Are the FDA’s E-Cigarette Restrictions Legal?

The e-cigarette restrictions that the Food and Drug Administration announced yesterday differ from the agency’s rumored plans in one way that may be legally important. In addition to allowing sales of the targeted flavors (everything but menthol, mint, and tobacco) by vape shops, tobacconists, and online vendors that have age verification, the rules described by FDA Commissioner Scott Gottlieb allow other retailers to sell them in “a section” that “adequately prevents entry of persons under the age of 18,” as long as the products “are not visible or accessible to persons under the age of 18 at any time.”

That language seems to be aimed at getting around a limit on the FDA’s power that was included in the Family Smoking Prevention and Tobacco Control Act, the 2009 law that gave the agency the authority to regulate tobacco products. It says the FDA may not “prohibit the sale of any tobacco product in face-to-face transactions by a specific category of retail outlets.” Since the FDA officially is allowing all categories of retail outlets to continue selling flavored e-cigarettes, it arguably is complying with that limit.

Then again, the option of creating a segregated section, presumably with a separate cashier (since the products cannot be visible to minors at any point), probably will not be feasible for most retailers. “What we are envisioning is a separate room or a walled-off area,” Gottlieb told The New York Times. “It needs to be a complete separate structure. A curtain won’t cut it.” Lyle Beckwith, senior vice president for government relations at the National Association of Convenience Stores (NACS), says that sort of arrangement is “not practical.” Hence the rule arguably amounts to a de facto ban on sales of flavored e-cigarettes in convenience stores and any other businesses that admit minors, which the Tobacco Control Act does not allow.

“The Tobacco Control Act is clear that the FDA can’t discriminate against one type of retail outlet, and that’s what they’re trying to do here,” Doug Kantor, a NACS lawyer, told the Times. “There is a very good chance this will end up in litigation, and lawyers are looking at that right now.”

It’s not clear the FDA actually wants convenience stores to create adults-only sections, which would require the same ID checks that are already required for selling e-cigarettes. If store employees cannot be trusted to verify that customers buying e-cigarettes are at least 18 (which is the implicit justication for the new restrictions), how can they be trusted to make sure that customers entering the e-cigarette section are at least 18?

As described by Gottlieb, the FDA plan does not directly regulate merchants, telling them which products they may sell under what circumstances. Nor does it directly regulate e-cigarette manufacturers, telling them which products they may sell to which retailers. The FDA instead plans to make the flavored e-cigarettes themselves illegal, but only in certain contexts.

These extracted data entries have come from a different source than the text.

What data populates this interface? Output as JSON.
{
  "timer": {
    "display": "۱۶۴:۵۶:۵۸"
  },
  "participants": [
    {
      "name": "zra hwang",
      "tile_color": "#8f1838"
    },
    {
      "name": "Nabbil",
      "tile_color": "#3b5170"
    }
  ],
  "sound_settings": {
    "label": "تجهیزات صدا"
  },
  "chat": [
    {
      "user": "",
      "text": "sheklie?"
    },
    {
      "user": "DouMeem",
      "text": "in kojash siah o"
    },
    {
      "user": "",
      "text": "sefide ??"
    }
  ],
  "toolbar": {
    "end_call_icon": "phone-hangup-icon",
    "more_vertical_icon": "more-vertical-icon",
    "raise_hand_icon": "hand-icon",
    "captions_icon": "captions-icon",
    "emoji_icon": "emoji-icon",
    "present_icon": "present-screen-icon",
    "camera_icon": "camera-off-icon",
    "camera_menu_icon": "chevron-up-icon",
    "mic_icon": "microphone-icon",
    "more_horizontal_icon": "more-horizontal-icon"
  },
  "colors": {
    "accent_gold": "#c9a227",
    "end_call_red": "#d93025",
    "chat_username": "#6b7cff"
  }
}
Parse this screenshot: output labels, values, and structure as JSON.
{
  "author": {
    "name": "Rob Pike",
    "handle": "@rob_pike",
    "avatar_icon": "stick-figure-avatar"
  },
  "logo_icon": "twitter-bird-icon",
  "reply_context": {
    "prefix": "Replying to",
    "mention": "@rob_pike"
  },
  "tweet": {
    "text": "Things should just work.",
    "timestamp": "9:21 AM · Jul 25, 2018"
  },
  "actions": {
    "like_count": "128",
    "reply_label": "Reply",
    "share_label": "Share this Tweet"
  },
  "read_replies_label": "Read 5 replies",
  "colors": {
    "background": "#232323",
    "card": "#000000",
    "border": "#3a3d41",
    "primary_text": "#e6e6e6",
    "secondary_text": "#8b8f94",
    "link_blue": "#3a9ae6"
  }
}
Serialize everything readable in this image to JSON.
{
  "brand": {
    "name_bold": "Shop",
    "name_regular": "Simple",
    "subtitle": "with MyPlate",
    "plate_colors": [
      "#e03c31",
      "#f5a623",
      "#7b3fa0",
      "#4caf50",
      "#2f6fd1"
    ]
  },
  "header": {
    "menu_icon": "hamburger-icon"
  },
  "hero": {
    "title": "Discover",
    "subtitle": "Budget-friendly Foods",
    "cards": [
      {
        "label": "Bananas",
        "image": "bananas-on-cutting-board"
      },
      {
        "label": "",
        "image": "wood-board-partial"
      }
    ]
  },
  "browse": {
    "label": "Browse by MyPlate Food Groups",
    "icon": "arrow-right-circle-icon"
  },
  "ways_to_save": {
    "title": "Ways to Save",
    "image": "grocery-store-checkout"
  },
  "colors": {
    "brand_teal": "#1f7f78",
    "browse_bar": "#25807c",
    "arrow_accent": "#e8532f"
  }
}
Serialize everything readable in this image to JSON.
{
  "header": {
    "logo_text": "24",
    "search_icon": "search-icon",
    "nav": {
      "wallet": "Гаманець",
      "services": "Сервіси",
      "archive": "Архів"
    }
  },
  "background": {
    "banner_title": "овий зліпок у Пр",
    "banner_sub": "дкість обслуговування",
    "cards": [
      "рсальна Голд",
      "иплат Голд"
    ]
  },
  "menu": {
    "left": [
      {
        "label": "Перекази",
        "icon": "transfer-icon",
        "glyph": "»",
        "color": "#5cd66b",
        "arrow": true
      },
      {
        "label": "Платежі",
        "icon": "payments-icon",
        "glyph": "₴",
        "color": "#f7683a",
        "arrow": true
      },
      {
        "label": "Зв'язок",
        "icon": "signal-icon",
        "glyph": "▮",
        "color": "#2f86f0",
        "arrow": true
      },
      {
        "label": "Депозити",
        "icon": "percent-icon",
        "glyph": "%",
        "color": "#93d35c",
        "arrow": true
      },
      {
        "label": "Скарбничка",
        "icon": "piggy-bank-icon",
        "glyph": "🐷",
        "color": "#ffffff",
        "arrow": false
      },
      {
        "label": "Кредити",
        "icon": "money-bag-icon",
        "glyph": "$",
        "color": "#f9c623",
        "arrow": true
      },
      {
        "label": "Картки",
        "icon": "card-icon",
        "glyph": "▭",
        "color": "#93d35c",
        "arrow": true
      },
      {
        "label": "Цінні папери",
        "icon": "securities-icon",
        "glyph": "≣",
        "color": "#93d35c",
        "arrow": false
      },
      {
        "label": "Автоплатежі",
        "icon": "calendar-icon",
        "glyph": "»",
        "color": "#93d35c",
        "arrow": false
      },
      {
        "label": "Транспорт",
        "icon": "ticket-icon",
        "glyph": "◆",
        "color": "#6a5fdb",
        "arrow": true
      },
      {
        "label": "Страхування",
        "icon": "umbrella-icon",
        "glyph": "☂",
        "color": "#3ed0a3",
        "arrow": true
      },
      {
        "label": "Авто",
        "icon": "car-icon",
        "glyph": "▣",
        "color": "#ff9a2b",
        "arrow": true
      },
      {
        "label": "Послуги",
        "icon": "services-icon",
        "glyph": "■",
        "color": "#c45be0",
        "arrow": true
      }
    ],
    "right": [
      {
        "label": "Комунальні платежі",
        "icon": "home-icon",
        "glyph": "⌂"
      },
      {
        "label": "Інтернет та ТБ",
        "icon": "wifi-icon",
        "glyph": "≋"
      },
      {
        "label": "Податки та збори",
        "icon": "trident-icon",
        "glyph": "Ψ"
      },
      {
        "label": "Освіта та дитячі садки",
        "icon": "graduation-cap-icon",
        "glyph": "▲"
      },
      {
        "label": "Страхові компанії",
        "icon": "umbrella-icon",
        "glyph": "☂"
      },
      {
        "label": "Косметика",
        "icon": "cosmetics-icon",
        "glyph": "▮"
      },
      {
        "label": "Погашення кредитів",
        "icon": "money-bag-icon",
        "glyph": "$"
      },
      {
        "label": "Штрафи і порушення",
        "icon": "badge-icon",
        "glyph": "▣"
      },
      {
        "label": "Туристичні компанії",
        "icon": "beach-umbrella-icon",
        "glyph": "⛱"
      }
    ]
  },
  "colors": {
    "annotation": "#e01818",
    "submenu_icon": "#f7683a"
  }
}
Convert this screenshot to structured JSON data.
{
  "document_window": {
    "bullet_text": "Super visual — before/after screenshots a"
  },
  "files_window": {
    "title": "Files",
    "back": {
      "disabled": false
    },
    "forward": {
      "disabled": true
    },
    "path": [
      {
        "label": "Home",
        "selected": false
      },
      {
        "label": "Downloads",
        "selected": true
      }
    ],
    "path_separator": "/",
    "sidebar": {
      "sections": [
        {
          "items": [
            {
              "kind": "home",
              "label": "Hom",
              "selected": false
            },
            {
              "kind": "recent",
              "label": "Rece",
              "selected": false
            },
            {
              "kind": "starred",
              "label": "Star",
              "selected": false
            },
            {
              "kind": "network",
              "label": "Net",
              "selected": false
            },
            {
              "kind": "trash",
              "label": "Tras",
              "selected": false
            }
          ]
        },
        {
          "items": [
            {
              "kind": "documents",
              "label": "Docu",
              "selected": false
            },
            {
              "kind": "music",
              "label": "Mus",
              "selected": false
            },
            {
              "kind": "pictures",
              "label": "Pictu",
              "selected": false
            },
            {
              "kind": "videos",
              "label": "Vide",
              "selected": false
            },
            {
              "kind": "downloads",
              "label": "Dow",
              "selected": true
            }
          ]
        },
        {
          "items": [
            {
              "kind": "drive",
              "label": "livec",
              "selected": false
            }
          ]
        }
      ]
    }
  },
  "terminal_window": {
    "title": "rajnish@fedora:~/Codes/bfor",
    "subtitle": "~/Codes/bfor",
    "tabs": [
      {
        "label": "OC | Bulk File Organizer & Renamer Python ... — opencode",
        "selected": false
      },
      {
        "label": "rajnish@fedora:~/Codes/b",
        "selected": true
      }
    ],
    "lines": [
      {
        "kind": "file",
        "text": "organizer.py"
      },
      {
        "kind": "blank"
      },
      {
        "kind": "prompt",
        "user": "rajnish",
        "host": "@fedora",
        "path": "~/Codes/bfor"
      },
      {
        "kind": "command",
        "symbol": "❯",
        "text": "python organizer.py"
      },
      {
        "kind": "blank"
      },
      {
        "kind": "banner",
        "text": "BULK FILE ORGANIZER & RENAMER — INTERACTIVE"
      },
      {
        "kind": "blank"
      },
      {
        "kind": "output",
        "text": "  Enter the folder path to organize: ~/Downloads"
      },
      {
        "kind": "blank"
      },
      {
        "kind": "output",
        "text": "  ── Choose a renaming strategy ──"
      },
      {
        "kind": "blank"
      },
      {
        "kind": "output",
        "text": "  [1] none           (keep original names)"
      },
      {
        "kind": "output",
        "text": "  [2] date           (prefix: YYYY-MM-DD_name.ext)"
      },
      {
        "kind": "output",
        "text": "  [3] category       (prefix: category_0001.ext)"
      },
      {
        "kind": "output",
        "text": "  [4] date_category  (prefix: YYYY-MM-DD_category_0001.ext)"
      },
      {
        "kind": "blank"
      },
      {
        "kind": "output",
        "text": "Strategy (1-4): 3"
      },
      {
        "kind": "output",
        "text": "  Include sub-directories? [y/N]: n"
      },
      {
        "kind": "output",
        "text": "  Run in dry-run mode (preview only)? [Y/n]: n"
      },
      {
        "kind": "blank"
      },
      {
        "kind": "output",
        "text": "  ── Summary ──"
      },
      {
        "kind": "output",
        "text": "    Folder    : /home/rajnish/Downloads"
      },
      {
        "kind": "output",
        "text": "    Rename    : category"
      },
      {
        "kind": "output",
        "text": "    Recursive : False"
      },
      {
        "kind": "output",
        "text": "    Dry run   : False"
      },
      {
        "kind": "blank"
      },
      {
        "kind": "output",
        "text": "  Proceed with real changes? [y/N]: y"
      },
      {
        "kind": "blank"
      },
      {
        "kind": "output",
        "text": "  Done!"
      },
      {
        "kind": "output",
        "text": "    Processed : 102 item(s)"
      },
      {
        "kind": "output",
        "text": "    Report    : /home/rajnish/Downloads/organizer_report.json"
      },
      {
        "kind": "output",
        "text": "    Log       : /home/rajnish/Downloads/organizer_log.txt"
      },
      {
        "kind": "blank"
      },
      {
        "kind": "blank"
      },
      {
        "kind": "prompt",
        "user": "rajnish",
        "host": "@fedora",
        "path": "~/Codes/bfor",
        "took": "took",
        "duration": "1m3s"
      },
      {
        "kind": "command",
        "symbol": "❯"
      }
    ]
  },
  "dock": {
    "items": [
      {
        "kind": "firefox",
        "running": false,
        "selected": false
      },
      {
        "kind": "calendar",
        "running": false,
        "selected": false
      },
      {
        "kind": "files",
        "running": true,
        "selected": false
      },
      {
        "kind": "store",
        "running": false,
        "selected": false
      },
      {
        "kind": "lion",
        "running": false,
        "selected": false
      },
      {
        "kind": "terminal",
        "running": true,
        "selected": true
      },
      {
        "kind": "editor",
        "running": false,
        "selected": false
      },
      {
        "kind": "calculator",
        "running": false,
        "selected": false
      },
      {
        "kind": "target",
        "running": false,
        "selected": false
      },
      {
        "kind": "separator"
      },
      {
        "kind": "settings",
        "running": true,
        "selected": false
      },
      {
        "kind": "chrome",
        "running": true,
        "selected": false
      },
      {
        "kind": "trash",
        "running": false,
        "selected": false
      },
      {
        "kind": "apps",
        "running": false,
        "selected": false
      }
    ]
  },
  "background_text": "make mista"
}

Gottlieb said the FDA will do that by selectively revisiting its 2017 decision to change the deadline for seeking regulatory approval of e-cigarettes from November 8, 2018, to August 8, 2022. “I’m directing the FDA’s Center for Tobacco Products (CTP) to revisit this compliance policy as it applies to deemed ENDS products that are flavored, including all flavors other than tobacco, mint and menthol,” Goittlieb said yesterday. “The changes I seek would protect kids by having all flavored ENDS [electronic nicotine delivery system] products (other than tobacco, mint and menthol flavors or non-flavored products) sold in age-restricted, in-person locations and, if sold online, under heightened practices for age verification.”

Since the original deadline for submitting e-cigarette applications to the FDA has already passed, “revisit[ing] this compliance policy” for flavored e-cigarettes sold in places that minors can enter would make those products illegal in that context. But the very same products would remain legal when sold by age-restricted stores or websites. It’s a pretty weird, roundabout way to accomplish what the FDA wants, but it has the advantage of avoiding the time-consuming process of formally issuing a new rule.